Eddy Soeparno

PAN Beberkan Kerugian Publik Akibat Isu SARA di Pilkada DKI

JawaPos.com – Isu suku, agama, ras dan antar golongan (SARA) yang tengah memanas pada Pilkada DKI Jakarta belakangan ini bakal berdampak buruk terhadap partisipasi pemilih di hari pemilihan.

Sekretaris Jenderal (Sekjen) DPP PAN Eddy Soeparno menuturkan, permainan isu SARA di Pilgub DKI hanyalah membuang waktu semata. Akibatnya fokus utama dari Pilkada untuk kesejahteraan masyarakat malah terabaikan.

“Oleh karena itu, kami mengimbau agar seluruh pasangan calon (paslon) dan seluruh tim yang mendukung paslon itu marilah kita mengkritik secara baik dan beretika,” ujar Eddy di Kedai Kopi Deli, Jalan Sunda, Jakarta Pusat, Kamis (13/10).

Dia meminta para kandidat dan tim pemenangan di Pilkada DKI untuk memberikan contoh dan pendidikan politik yang baik bagi warga DKI.

Bahkan bukan hanya contoh untuk Jakarta, tetapi seluruh daerah di Indonesia. “Karena seluruh mata anak bangsa tentu mengarah kepada Pilgub DKI Jakarta,” tukasnya.

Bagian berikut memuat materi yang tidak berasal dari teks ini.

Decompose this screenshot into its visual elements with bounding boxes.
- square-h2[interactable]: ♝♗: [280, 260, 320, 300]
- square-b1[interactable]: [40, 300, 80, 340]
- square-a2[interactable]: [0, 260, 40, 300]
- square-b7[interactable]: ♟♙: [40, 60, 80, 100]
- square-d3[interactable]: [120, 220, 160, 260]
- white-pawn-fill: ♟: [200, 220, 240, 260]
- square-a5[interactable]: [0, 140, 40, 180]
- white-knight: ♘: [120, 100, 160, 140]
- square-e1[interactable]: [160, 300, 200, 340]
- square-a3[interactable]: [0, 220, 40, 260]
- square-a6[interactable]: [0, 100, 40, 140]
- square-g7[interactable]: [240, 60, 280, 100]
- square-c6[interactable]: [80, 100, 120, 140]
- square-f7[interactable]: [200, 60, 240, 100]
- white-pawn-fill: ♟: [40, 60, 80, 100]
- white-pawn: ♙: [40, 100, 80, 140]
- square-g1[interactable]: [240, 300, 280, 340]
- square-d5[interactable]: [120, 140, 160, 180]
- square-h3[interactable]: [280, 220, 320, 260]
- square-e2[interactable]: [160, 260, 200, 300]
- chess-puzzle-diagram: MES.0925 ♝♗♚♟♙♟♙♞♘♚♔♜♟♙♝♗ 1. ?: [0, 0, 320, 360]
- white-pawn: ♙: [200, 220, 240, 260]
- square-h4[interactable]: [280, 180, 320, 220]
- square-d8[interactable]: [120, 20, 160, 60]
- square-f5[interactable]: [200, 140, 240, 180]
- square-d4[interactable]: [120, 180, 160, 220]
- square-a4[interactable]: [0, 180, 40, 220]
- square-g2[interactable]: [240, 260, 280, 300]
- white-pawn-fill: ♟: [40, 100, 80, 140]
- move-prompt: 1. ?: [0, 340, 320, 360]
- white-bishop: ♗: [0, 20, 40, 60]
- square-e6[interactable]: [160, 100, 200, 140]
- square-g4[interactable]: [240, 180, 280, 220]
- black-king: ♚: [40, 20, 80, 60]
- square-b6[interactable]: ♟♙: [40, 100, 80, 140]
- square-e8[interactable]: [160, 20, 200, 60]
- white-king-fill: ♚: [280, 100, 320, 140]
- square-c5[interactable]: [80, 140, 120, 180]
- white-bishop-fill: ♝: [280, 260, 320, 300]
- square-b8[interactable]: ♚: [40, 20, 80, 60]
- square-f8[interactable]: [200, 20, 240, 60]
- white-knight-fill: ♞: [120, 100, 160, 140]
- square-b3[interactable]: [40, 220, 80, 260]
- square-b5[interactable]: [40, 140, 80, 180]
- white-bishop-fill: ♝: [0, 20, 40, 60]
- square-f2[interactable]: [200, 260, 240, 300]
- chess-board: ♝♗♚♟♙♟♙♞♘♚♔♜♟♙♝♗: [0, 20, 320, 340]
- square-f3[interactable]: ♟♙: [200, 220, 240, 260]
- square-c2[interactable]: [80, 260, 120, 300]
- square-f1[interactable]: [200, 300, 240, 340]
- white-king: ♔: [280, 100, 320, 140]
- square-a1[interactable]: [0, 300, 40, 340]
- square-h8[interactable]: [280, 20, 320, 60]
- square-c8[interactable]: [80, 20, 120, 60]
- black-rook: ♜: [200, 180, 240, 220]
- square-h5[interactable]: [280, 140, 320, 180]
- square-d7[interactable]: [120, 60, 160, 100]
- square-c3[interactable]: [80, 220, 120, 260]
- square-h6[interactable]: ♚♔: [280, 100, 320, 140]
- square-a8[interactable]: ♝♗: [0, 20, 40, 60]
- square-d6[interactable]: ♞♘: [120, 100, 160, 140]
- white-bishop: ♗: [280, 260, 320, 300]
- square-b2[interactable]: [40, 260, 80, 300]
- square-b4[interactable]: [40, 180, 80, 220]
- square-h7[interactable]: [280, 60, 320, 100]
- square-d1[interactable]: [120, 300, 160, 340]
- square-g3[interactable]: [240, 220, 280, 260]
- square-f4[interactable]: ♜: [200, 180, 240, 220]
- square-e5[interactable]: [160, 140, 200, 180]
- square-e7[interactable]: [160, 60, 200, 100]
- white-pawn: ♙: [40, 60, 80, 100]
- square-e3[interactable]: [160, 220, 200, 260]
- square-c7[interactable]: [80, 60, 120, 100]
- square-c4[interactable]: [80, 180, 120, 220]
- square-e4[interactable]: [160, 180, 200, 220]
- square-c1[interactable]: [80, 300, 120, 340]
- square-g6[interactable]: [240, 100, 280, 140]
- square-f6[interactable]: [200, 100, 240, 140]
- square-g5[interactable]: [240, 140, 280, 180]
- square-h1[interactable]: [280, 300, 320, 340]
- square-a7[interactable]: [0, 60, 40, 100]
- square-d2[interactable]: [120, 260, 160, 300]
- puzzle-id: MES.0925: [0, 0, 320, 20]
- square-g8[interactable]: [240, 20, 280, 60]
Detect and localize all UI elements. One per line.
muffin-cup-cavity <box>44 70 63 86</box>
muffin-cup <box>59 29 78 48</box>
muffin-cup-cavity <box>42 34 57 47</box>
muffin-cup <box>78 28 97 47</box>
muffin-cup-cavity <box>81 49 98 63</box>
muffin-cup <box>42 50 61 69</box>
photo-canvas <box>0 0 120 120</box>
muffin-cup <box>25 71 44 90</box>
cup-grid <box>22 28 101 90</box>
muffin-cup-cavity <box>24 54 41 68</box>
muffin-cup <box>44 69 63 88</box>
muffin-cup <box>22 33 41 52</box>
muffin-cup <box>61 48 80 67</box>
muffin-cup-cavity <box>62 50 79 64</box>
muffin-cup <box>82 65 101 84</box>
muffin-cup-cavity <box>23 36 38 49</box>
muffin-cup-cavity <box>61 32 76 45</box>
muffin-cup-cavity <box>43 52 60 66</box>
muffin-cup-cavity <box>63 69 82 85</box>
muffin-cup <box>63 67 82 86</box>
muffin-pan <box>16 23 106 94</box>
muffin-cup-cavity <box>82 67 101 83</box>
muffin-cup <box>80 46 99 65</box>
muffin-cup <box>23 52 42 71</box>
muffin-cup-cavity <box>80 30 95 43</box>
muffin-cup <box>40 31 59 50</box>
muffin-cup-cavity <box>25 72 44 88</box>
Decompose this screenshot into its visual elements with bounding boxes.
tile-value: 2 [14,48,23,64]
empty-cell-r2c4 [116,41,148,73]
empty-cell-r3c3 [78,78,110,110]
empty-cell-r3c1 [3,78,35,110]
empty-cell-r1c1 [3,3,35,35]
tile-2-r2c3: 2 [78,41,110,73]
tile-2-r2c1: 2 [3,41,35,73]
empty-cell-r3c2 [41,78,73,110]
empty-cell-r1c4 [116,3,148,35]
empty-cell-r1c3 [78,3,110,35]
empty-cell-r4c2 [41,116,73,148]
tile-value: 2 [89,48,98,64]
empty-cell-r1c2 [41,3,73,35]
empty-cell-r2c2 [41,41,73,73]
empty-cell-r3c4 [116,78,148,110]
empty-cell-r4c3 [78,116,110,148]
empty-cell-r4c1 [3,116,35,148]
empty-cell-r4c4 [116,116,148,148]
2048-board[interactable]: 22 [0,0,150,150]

Selain itu, sambungnya, permainan isu SARA justru akan mempengaruhi apatisme pemilih. Semakin isu SARA diperbesar dan tidak memikirkan solusinya masyarakat Jakarta semakin apatis. Sehingga, para pemilih tidak akan datang ke TPS untuk memilih.

“Karena bagaimana pun juga, nanti warga akan merasa, ini kok kerjanya ribut-ribut melulu. Mereka (kandidat Pilgub) membuang waktunya hanya untuk ribut masalah SARA. Kapan warga diurus,” paparnya.

Oleh karena itu, menurut Eddy, masalah SARA harus dicegah sedini mungkin agar para pemilih di DKI bisa menggunakan hak suaranya di TPS.